Astronomers have discovered a never-before-seen way of destroying a star.
The revelation came as a team of astronomers were studying a powerful blast from space known as a gamma ray burst.
More explosive science
And the discovery is revealing new secrets about stellar collisions in the most densely populated corners of the Universe.
The team made the discovery using the ground-based Gemini South telescope, one of the most powefrul telescopes on Earth.
Most gamma ray bursts are generated when massive stars explode, or when densely-packed neutron stars collide.
Neutron stars are the incredibly dense remnants of massive stars that have ended their lives in a supernova explosion.
These stellar husks are so compact, a teaspoon of the material would weigh about 10 million tonnes.
But neither of these methods is thought to be responsible for this particular burst.
Instead, astronomers believe this one came from the collision of stars or stellar remnants around a supermassive black hole at the centre of an ancient galaxy.
A new way for a star to die
The manner in which a star dies depends on how massive it is.
Stars like our Sun, which are relatively low-mass, throw off their outer layers in old age and become a white dwarf.
More massive stars burn brighter and die sooner in supernova explosions, leaving behind dense neutron stars and black holes.
If two dense objects like these form a binary system in which they orbit each other, they may also eventually collide.
But a team of astronomers believe they may have found a fourth option.
How the discovery was made
The team were searching for the origins of a long-duration gamma-ray burst and found evidence of a large collision of stars, or stellar remnants, near a supermassive black hole.
"These new results show that stars can meet their demise in some of the densest regions of the Universe where they can be driven to collide," says Andrew Levan, an astronomer with Radboud University in The Netherlands and lead author of a paper Nature Astronomy.
"This is exciting for understanding how stars die and for answering other questions, such as what unexpected sources might create gravitational waves that we could detect on Earth."

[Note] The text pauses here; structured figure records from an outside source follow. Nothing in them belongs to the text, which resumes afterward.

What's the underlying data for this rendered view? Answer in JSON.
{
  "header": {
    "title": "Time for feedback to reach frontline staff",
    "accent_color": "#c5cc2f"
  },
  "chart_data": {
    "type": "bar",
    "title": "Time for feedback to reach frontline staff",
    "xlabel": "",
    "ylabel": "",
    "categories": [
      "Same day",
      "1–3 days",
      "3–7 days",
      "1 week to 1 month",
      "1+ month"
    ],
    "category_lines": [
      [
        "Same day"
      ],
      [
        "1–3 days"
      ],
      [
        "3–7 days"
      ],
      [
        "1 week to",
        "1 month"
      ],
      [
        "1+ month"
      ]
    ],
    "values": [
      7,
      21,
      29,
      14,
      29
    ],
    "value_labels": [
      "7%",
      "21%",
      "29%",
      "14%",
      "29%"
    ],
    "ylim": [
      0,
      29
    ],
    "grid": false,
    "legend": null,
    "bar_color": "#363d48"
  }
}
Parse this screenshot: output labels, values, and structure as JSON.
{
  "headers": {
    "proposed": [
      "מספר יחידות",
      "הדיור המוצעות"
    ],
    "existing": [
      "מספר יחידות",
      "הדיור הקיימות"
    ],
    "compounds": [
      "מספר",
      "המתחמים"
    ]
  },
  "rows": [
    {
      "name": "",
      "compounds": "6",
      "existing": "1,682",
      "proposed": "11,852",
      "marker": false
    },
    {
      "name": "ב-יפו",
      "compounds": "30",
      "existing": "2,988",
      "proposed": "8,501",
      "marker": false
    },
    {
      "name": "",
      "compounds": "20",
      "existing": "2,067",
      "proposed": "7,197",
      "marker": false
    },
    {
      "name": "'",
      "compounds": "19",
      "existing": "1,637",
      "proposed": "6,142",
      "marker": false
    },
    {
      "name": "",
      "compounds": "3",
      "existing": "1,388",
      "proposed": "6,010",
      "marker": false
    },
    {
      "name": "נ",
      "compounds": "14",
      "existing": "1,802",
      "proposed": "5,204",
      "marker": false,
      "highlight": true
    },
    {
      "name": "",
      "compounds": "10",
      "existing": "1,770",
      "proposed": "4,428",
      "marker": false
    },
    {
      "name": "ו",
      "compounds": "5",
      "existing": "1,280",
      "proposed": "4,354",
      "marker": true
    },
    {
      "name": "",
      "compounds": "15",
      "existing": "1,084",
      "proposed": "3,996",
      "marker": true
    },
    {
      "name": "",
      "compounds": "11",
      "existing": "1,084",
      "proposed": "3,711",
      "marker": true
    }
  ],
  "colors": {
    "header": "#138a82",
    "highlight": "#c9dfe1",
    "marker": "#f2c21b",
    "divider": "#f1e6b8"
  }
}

While ancient galaxies should have few, if any, remaining giant stars, their cores contain a whole plethora of white dwarfs, neutron stars and black holes.
Hypothetically, it should be inevitable that these objects would eventually collide, but direct evidence had proven elusive.
On 19 October 2019, NASA’s Neil Gehrels Swift Observatory detected a bright flash of gamma rays lasting about a minute.
For a gamma ray burst, that's incredibly long.
Gemini South was then trained on the gamma ray burst's fading afterglow, enabling astronomers to pinpoint its location to a region less than 100 lightyears from the centre of an ancient galaxy.
That placed it very near the galaxy's supermassive black hole.
"Our follow-up observation told us that rather than being a massive star collapsing, the burst was most likely caused by the merger of two compact objects," says Levan.
"By pinpointing its location to the center of a previously identified ancient galaxy, we had the first tantalising evidence of a new pathway for stars to meet their demise."
Now, the team want to find more.
They hope to match a gamma ray burst detection along with the gravitational waves produced as the enormous explosion causes ripples in spacetime.
The Vera C. Rubin Observatory, which is just beginning to scan the skies, will help.
"Studying gamma-ray bursts like these is a great example of how the field is really advanced by many facilities working together, from the detection of the GRB, to the discoveries of afterglows and distances with telescopes like Gemini, through to detailed dissection of events with observations across the electromagnetic spectrum," says Levan.